Abstract

Model for End-Stage Liver Disease (MELD) score-based liver transplant allocation was implemented as a fair and objective measure to prioritize patients based upon disease severity. Accuracy and reproducibility of MELD is an essential assumption to ensure fairness in organ access. We hypothesized that variability in laboratory methodology between centers could impact allocation scores for individuals on the transplant waiting list. Aliquots of 30 patient serum samples were analyzed for creatinine, bilirubin, and sodium in all transplant centers within United Network for Organ Sharing (UNOS) region 9. Descriptive statistics, intraclass correlation coefficients (ICCs), and linear mixed-effects regression were used to determine the relationship between center, bilirubin, and calculated MELD-sodium (MELD-Na) score.
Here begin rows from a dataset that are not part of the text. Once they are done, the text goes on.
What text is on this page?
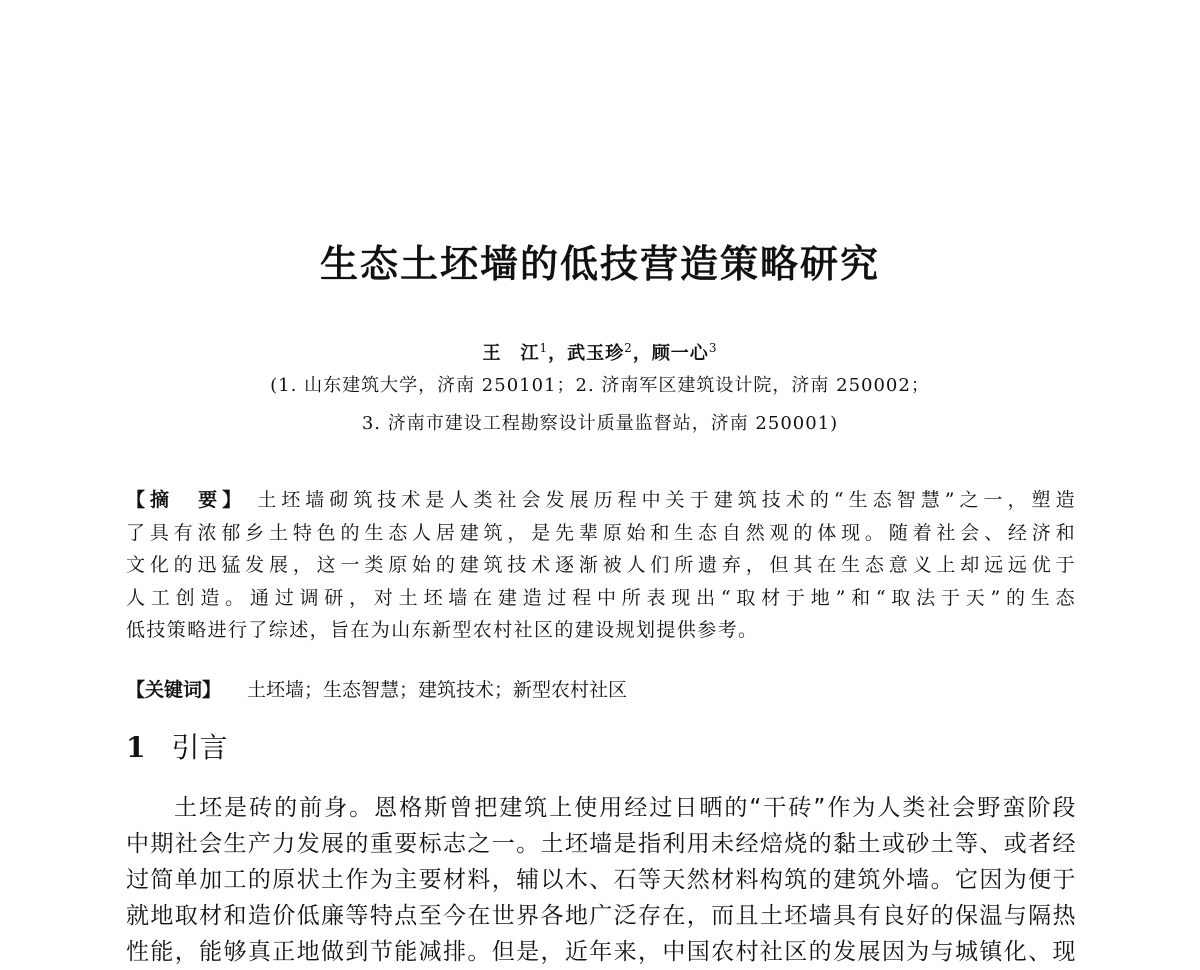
生态土坯墙的低技营造策略研究
王　江$^1$，武玉珍$^2$，顾一心$^3$
(1. 山东建筑大学，济南 250101；2. 济南军区建筑设计院，济南 250002；
3. 济南市建设工程勘察设计质量监督站，济南 250001)
【摘　要】 土坯墙砌筑技术是人类社会发展历程中关于建筑技术的“生态智慧”之一，塑造
了具有浓郁乡土特色的生态人居建筑，是先辈原始和生态自然观的体现。随着社会、经济和
文化的迅猛发展，这一类原始的建筑技术逐渐被人们所遗弃，但其在生态意义上却远远优于
人工创造。通过调研，对土坯墙在建造过程中所表现出“取材于地”和“取法于天”的生态
低技策略进行了综述，旨在为山东新型农村社区的建设规划提供参考。
【关键词】 土坯墙；生态智慧；建筑技术；新型农村社区
1 引言
土坯是砖的前身。恩格斯曾把建筑上使用经过日晒的“干砖”作为人类社会野蛮阶段
中期社会生产力发展的重要标志之一。土坯墙是指利用未经焙烧的黏土或砂土等、或者经
过简单加工的原状土作为主要材料，辅以木、石等天然材料构筑的建筑外墙。它因为便于
就地取材和造价低廉等特点至今在世界各地广泛存在，而且土坯墙具有良好的保温与隔热
性能，能够真正地做到节能减排。但是，近年来，中国农村社区的发展因为与城镇化、现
The mean MELD-Na score per sample ranged from 14 to 38. The mean range in MELD-Na per sample was 3 points, but 30% of samples had a range of 4-6 points. Correlation plots and intraclass correlation coefficient analysis confirmed bilirubin interfered with creatinine, with worsening agreement in creatinine at high bilirubin levels. Center and bilirubin were independently associated with creatinine reported in mixed-effects models. Unbiased hierarchical clustering suggested that samples from specific centers have consistently higher creatinine and MELD-Na values. Despite implementation of creatinine standardization, centers within a single UNOS region report clinically significant differences in MELD-Na on an identical sample, with differences of up to 6 points in high MELD-Na patients. The bias in MELD-Na scores based upon center choice within a region should be addressed in the current efforts to eliminate disparities in liver transplant access.